BIRT consists of an Eclipse plug in that allows you to design sophisticated reports, a standards based XML definition of the report and delivery mechanisms that allow you to deliver reports as either HTML or PDF documents. As Paul mentioned several times, it is also very extensible, so if it does not have the capabilities that you need, you can easily add them. BIRT is Open Source software that is available under the relatively unencumbered Eclipse public license that allows commercial exploitation of the code.

From the presentation and demo, BIRT seems to be a well designed, easy to use and fully capable reporting system that is free. In fact, as the presentation wore on, the one question in my mind was why Actuate has devoted 8 developers to developing this wonderful new Open Source reporting system. What is in it for Actuate? I think that it has to do with broadening the marketplace.

While reporting tools are widely used, many more developers roll their own reports rather than use a reporting tool.
Paul mentioned in his presentation that he asked a large group of developers at a conference whether they used reporting tools and the vast majority did not. Providing an easy to use Open Source tool that fits into the popular Eclipse development environment brings developers into the reporting tool fold.

Reporting tools are not rocket science. Low cost reporting tools have been around for a long time. While Actuate has excellent reporting tools, their core differentiating competence is a scalable platform for delivering reports, something that other reporting tools do not have. So broadening the market for reporting tools also widens the market for report delivery tools. If they are successful and BIRT catches on in that meme-like way, Actuate will have a much larger market to sell their products into. Open Source and an Eclipse plug-in dramatically lowers the barriers to using these tools.

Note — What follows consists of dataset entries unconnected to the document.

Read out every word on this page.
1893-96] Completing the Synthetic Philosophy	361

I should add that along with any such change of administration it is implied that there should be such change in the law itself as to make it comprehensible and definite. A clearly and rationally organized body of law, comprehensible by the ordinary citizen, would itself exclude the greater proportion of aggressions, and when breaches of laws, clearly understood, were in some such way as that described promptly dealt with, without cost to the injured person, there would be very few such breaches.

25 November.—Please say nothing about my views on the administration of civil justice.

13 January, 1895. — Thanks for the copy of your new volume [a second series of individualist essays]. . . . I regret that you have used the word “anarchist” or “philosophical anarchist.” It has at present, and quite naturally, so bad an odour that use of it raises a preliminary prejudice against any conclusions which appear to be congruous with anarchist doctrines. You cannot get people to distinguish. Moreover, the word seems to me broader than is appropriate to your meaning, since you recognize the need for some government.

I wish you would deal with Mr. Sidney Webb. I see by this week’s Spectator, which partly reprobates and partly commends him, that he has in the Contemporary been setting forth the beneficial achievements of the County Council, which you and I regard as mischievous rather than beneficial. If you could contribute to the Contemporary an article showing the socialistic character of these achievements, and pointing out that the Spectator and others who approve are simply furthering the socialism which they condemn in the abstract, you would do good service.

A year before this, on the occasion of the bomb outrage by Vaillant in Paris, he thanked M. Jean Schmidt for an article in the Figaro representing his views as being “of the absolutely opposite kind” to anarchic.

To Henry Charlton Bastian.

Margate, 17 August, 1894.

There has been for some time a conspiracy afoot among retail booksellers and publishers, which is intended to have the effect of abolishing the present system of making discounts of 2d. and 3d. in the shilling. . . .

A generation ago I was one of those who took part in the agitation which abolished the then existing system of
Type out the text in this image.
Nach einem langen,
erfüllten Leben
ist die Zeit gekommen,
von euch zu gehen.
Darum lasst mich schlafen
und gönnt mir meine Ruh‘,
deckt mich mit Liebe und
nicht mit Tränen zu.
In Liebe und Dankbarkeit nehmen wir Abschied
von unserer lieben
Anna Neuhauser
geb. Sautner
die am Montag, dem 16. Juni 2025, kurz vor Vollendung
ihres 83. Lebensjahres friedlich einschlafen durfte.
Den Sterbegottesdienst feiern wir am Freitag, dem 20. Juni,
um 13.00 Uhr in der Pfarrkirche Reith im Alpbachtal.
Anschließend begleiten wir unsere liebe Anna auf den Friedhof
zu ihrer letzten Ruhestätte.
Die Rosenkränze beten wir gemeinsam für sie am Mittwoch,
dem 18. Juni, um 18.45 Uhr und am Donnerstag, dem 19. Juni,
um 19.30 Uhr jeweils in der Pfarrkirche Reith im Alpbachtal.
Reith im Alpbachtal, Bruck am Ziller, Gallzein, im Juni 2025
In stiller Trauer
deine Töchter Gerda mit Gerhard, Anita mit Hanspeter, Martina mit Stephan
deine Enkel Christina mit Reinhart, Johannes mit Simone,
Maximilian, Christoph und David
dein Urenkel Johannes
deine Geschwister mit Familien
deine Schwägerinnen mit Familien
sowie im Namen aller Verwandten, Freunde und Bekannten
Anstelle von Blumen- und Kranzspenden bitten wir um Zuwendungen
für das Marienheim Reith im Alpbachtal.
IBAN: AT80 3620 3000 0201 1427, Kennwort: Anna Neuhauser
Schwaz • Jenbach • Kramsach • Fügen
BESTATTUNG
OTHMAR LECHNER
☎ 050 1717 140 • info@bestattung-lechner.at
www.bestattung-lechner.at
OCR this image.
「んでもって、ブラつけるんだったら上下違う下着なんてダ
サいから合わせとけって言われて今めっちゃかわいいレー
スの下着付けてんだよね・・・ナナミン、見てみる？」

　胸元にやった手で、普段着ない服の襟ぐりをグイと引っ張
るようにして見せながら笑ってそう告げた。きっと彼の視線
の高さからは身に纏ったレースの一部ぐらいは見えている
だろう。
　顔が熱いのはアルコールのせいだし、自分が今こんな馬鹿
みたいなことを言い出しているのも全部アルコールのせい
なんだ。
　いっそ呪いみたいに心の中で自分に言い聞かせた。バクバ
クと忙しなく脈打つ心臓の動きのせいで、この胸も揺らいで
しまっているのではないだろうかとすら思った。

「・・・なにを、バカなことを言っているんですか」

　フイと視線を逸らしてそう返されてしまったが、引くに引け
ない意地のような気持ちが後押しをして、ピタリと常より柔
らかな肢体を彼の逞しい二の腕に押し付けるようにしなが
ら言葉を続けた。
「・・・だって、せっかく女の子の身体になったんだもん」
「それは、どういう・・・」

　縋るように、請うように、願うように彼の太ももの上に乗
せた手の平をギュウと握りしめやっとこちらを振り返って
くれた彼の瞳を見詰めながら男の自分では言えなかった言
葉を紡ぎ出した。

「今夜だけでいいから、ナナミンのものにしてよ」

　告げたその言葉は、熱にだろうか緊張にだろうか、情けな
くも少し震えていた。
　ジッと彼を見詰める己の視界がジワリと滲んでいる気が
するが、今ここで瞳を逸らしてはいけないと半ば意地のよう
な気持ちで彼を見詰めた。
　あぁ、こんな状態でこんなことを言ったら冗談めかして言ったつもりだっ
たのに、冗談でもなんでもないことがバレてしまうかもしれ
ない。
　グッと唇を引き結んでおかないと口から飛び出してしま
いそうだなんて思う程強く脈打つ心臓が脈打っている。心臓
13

Wednesday, August 16, 2006

Blogger Upgrade

Blogger, home of this blog is going to get an upgrade. I have used Blogger for the last couple of years as it suits my text mostly blogging style. So far my only complaint has been about Google's segregated indexing (and a spell checker that seems to work against both Blogger and Google). Many others have been less patient.

The bad news is that the new Blogger will be integrated with Google Accounts. Recently, I wrote about how I had been forced to give up my identity to Yahoo. Now, it looks like Larry and Sergey are going to get a bit of my identity as well. Barry Diller has a piece of me and Rupert has all my kids nailed down in their own little spaces. Whatever happened to freedom?

Tuesday, August 08, 2006

A Short Post

Everyone including the media is talking about the idea of the long tail. To me it seems like last years idea. On the other hand, this is the silly season so maybe that is all they have to write about.